In a hard hitting press release, Norddeutsche Affinerie says the dramatic rise in electricity prices compels it to reconsider the future viability of its energy-intensive production sectors. “The possibility of closing down particularly energy-intensive sectors, such as the secondary smelter (RWN) in Hamburg, until such time as the company’s own SF power plant is commissioned in 2009, is being considered in order to protect the company from considerable damage. Up to four hundred NA employees could be affected.”
NA says the key to avoiding this is to be found in German energy policy and the four German energy suppliers. “The four energy suppliers operating in Germany use their market-dominant position to the detriment of the German base industry and the whole of German trade and industry. As a result, the electricity costs for NA as an energy-intensive company with a requirement of 650 million KWh/y have doubled over the past three years. If NA buys its electricity at the current price level on the Leipzig electricity exchange EEX, it would have to absorb an additional annual financial burden of millions of Euros.”
NA says it does not “understand Vattenfall Europe’s comments that electricity could have been bought at a more favourable price at an earlier time. This statement can only come from someone who is aware in advance of constantly rising market prices and assumes that the market will not function anyway. Even at the time prices were at their lowest this year, the EEX price was far higher than the actual production costs with completely unjustified pricing of CO2 licenses which were allocated free of charge. The pricing of the CO2 licenses created a windfall profit for the four energy suppliers of €5.3 billion.”
“In order that NA can in future maintain its competitiveness worldwide, and to secure the Hamburg operations long-term, we must save costs until such time as they are reduced by the power plant we are planning”, said NA’s Chief Executive Officer, Werner Marnette. “We are counting on the full support of the Hamburg Senate for the erection of the substitute fuel power plant, so that we should have no delay in realising this project which is crucial for NA.”
The SF power plant which is planned for the long-term will make NA independent of the electricity price tariffs of the four energy suppliers. For NA, as Europe’s largest copper producer, it is the basis of the company’s long-term electricity supply at fair prices.
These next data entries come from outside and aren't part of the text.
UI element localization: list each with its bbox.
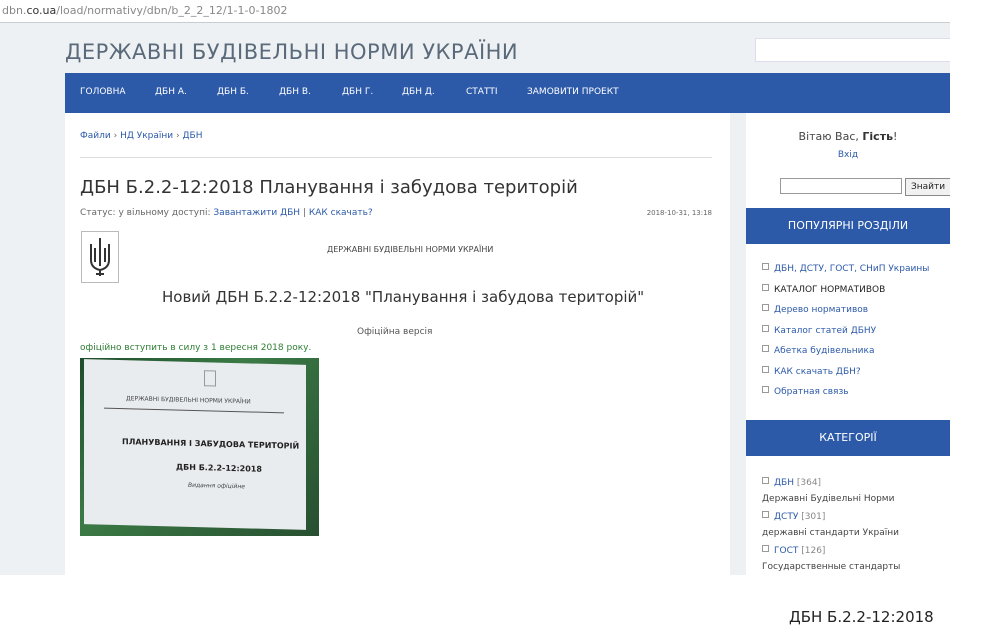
breadcrumb-files[interactable]: Файли: [80, 131, 111, 141]
bullet-icon: [762, 345, 769, 352]
bullet-icon: [762, 365, 769, 373]
download-link[interactable]: Завантажити ДБН: [213, 208, 300, 218]
guest-name: Гість: [862, 130, 894, 143]
popular-item[interactable]: Обратная связь: [762, 386, 929, 407]
nav-item-dbn-g[interactable]: ДБН Г.: [342, 87, 373, 97]
nav-item-articles[interactable]: СТАТТІ: [466, 87, 498, 97]
status-label: Статус: у вільному доступі:: [80, 208, 211, 218]
breadcrumb-sep: ›: [176, 131, 180, 141]
page-title: ДБН Б.2.2-12:2018 Планування і забудова …: [80, 177, 578, 198]
bullet-icon: [762, 304, 769, 311]
greeting-text: Вітаю Вас,: [798, 130, 859, 143]
cover-paper: ДЕРЖАВНІ БУДІВЕЛЬНІ НОРМИ УКРАЇНИ ПЛАНУВ…: [84, 359, 306, 530]
popular-item[interactable]: КАК скачать ДБН?: [762, 365, 929, 387]
nav-item-home[interactable]: ГОЛОВНА: [80, 87, 126, 97]
document-title: Новий ДБН Б.2.2-12:2018 "Планування і за…: [162, 288, 645, 306]
category-desc: Государственные стандарты: [762, 562, 901, 572]
image-caption: ДБН Б.2.2-12:2018: [789, 608, 934, 626]
bullet-icon: [762, 545, 769, 552]
search-button[interactable]: Знайти: [905, 178, 950, 196]
site-title[interactable]: ДЕРЖАВНІ БУДІВЕЛЬНІ НОРМИ УКРАЇНИ: [65, 40, 518, 64]
category-item[interactable]: ГОСТ [126]: [762, 545, 825, 556]
cover-title: ПЛАНУВАННЯ І ЗАБУДОВА ТЕРИТОРІЙ: [122, 437, 300, 451]
category-desc: державні стандарти України: [762, 528, 900, 538]
nav-item-dbn-a[interactable]: ДБН А.: [155, 87, 187, 97]
page-screenshot: ДЕРЖАВНІ БУДІВЕЛЬНІ НОРМИ УКРАЇНИ ГОЛОВН…: [0, 22, 950, 575]
breadcrumb: Файли › НД України › ДБН: [80, 131, 202, 141]
category-item[interactable]: ДБН [364]: [762, 477, 821, 488]
popular-item[interactable]: КАТАЛОГ НОРМАТИВОВ: [762, 283, 929, 305]
effective-date-note: офіційно вступить в силу з 1 вересня 201…: [80, 343, 312, 353]
breadcrumb-sep: ›: [113, 131, 118, 141]
url-prefix: dbn.: [2, 4, 27, 17]
publish-date: 2018-10-31, 13:18: [646, 209, 712, 217]
bullet-icon: [762, 263, 769, 270]
greeting-end: !: [893, 130, 898, 143]
trident-emblem-icon: [81, 231, 119, 283]
greeting: Вітаю Вас, Гість!: [746, 130, 950, 143]
categories-header: КАТЕГОРІЇ: [746, 420, 950, 456]
bullet-icon: [762, 283, 769, 291]
category-item[interactable]: ДСТУ [301]: [762, 511, 825, 522]
sidebar: Вітаю Вас, Гість! Вхід Знайти ПОПУЛЯРНІ …: [746, 113, 950, 575]
sidebar-search-input[interactable]: [780, 178, 902, 194]
popular-sections-header: ПОПУЛЯРНІ РОЗДІЛИ: [746, 208, 950, 244]
official-version-label: Офіційна версія: [357, 327, 433, 337]
top-divider: [0, 22, 950, 23]
login-link[interactable]: Вхід: [746, 150, 950, 160]
header-search-input[interactable]: [755, 38, 950, 62]
browser-url[interactable]: dbn.co.ua/load/normativy/dbn/b_2_2_12/1-…: [2, 4, 287, 17]
divider: [80, 157, 712, 158]
cover-emblem-icon: [204, 370, 216, 387]
bullet-icon: [762, 511, 769, 518]
popular-item[interactable]: Абетка будівельника: [762, 345, 929, 366]
cover-header: ДЕРЖАВНІ БУДІВЕЛЬНІ НОРМИ УКРАЇНИ: [126, 395, 251, 406]
breadcrumb-nd-ukraine[interactable]: НД України: [120, 131, 173, 141]
popular-item[interactable]: Каталог статей ДБНУ: [762, 324, 929, 346]
popular-item[interactable]: Дерево нормативов: [762, 304, 929, 325]
nav-item-dbn-b[interactable]: ДБН Б.: [217, 87, 249, 97]
nav-item-dbn-v[interactable]: ДБН В.: [279, 87, 311, 97]
status-line: Статус: у вільному доступі: Завантажити …: [80, 208, 373, 218]
popular-sections-list: ДБН, ДСТУ, ГОСТ, СНиП Украины КАТАЛОГ НО…: [762, 263, 929, 407]
cover-rule: [104, 407, 284, 414]
nav-item-dbn-d[interactable]: ДБН Д.: [402, 87, 435, 97]
cover-code: ДБН Б.2.2-12:2018: [176, 462, 262, 474]
main-content: Файли › НД України › ДБН ДБН Б.2.2-12:20…: [65, 113, 730, 575]
category-desc: Державні Будівельні Норми: [762, 494, 895, 504]
cover-edition: Видання офіційне: [188, 481, 245, 491]
how-to-download-link[interactable]: КАК скачать?: [309, 208, 373, 218]
nav-item-order-project[interactable]: ЗАМОВИТИ ПРОЕКТ: [527, 87, 619, 97]
url-host: co.ua: [26, 4, 57, 17]
document-cover-photo: ДЕРЖАВНІ БУДІВЕЛЬНІ НОРМИ УКРАЇНИ ПЛАНУВ…: [80, 358, 319, 536]
popular-item[interactable]: ДБН, ДСТУ, ГОСТ, СНиП Украины: [762, 263, 929, 284]
link-separator: |: [302, 208, 306, 218]
url-path: /load/normativy/dbn/b_2_2_12/1-1-0-1802: [56, 4, 288, 17]
breadcrumb-dbn[interactable]: ДБН: [182, 131, 202, 141]
main-navbar: ГОЛОВНА ДБН А. ДБН Б. ДБН В. ДБН Г. ДБН …: [65, 73, 950, 113]
bullet-icon: [762, 386, 769, 393]
document-header: ДЕРЖАВНІ БУДІВЕЛЬНІ НОРМИ УКРАЇНИ: [327, 245, 494, 254]
bullet-icon: [762, 324, 769, 332]
bullet-icon: [762, 477, 769, 484]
“We are doing everything in our power to safeguard the jobs in the recycling sector in Hamburg. Due to the good economic situation, I am optimistic that redundancies can be avoided if the power plant is commissioned in good time”, said Marnette. “For German citizens and German trade and industry, I hope that the politicians will ensure that the suppliers’ market-dominant behaviour will be effectively countered. Because in Germany not only NA’s jobs are at risk, but more than 660,000 jobs in energy-intensive enterprises.